Où donc est passée cette fierté héritée des Soundiata Keïta et, plus proche de nous, Thomas Sankara, qui ont préféré «la pauvreté dans la dignité à l’esclavage dans l’opulence»? Pourtant, grâce à l’argent du contribuable, tous ces hauts gradés de l’armée qui ont opté aujourd’hui pour les fauteuils douillets de président, de ministre ou autres strapontins au dépens de l’engagement de défense de la nation contre l’ennemi commun qu’est le terrorisme, ont été formés dans de grandes écoles de guerre, avec l’argent du pauvre contribuable!
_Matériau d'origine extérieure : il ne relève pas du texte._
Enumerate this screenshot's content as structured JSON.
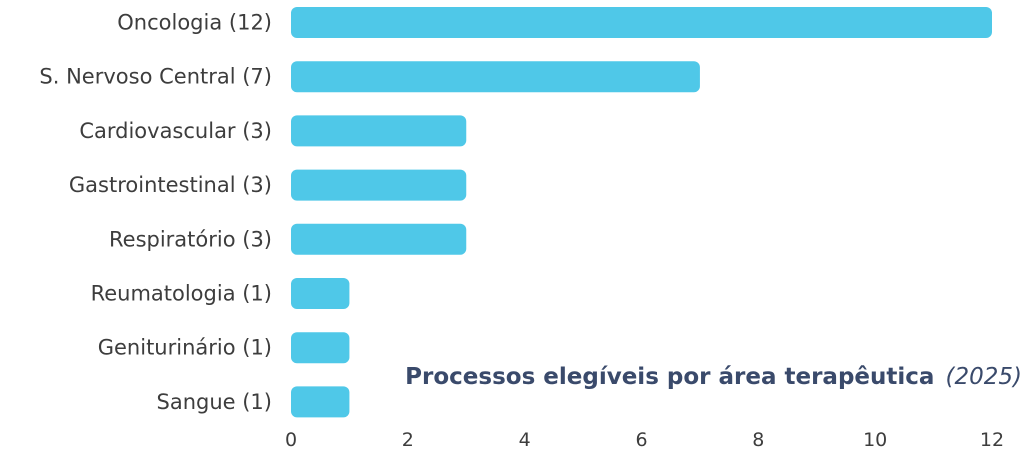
{
  "chart_data": {
    "type": "bar",
    "orientation": "horizontal",
    "title": "Processos elegíveis por área terapêutica",
    "title_year": "(2025)",
    "categories": [
      "Oncologia (12)",
      "S. Nervoso Central (7)",
      "Cardiovascular (3)",
      "Gastrointestinal (3)",
      "Respiratório (3)",
      "Reumatologia (1)",
      "Geniturinário (1)",
      "Sangue (1)"
    ],
    "values": [
      12,
      7,
      3,
      3,
      3,
      1,
      1,
      1
    ],
    "xlim": [
      0,
      12
    ],
    "xticks": [
      "0",
      "2",
      "4",
      "6",
      "8",
      "10",
      "12"
    ],
    "bar_color": "#4fc8e8",
    "title_color": "#3a4a6b",
    "grid": false,
    "legend": "none"
  }
}
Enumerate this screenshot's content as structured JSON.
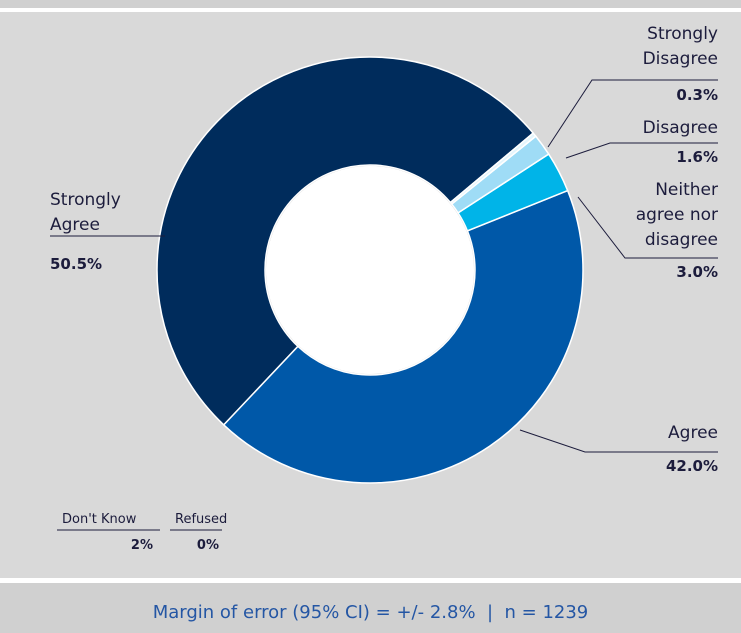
{
  "chart_data": {
    "type": "donut",
    "categories": [
      "Strongly Agree",
      "Agree",
      "Neither agree nor disagree",
      "Disagree",
      "Strongly Disagree"
    ],
    "values": [
      50.5,
      42.0,
      3.0,
      1.6,
      0.3
    ],
    "value_labels": [
      "50.5%",
      "42.0%",
      "3.0%",
      "1.6%",
      "0.3%"
    ],
    "colors": [
      "#002c5c",
      "#0058a8",
      "#00b4e8",
      "#9fdcf6",
      "#e4f5fc"
    ],
    "extras": {
      "categories": [
        "Don't Know",
        "Refused"
      ],
      "values": [
        2,
        0
      ],
      "value_labels": [
        "2%",
        "0%"
      ]
    },
    "footer": "Margin of error (95% CI) = +/- 2.8%  |  n = 1239"
  }
}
En tout cas, les nouveaux maîtres de Ouagadougou, qui ont affiché clairement leur volonté de ramener le Burkina sur les rails de la bonne gouvernance et de la démocratie, la vraie, n’ont pas le droit de faillir à cette mission de salubrité publique. Ils ont, du reste, enclenché des concertations tout azimut avec les forces vives de la nation sans ségrégation, dans le but de mener une transition inclusive, en tablant sur un délai raisonnable pour le retour d’un pouvoir constitutionnel aux affaire. Ce sera à leur honneur de s’atteler à cette tâche dans cet esprit de patriotisme pour la sauvegarde et la restauration. Et pour cela, il importe qu’ils soient intègres dans leurs choix et évitent surtout de se faire imposer des options hasardeuses par une rue, qui a toujours été versatile. C’est le même peuple qui a crié vive le président qui criera à bas le président.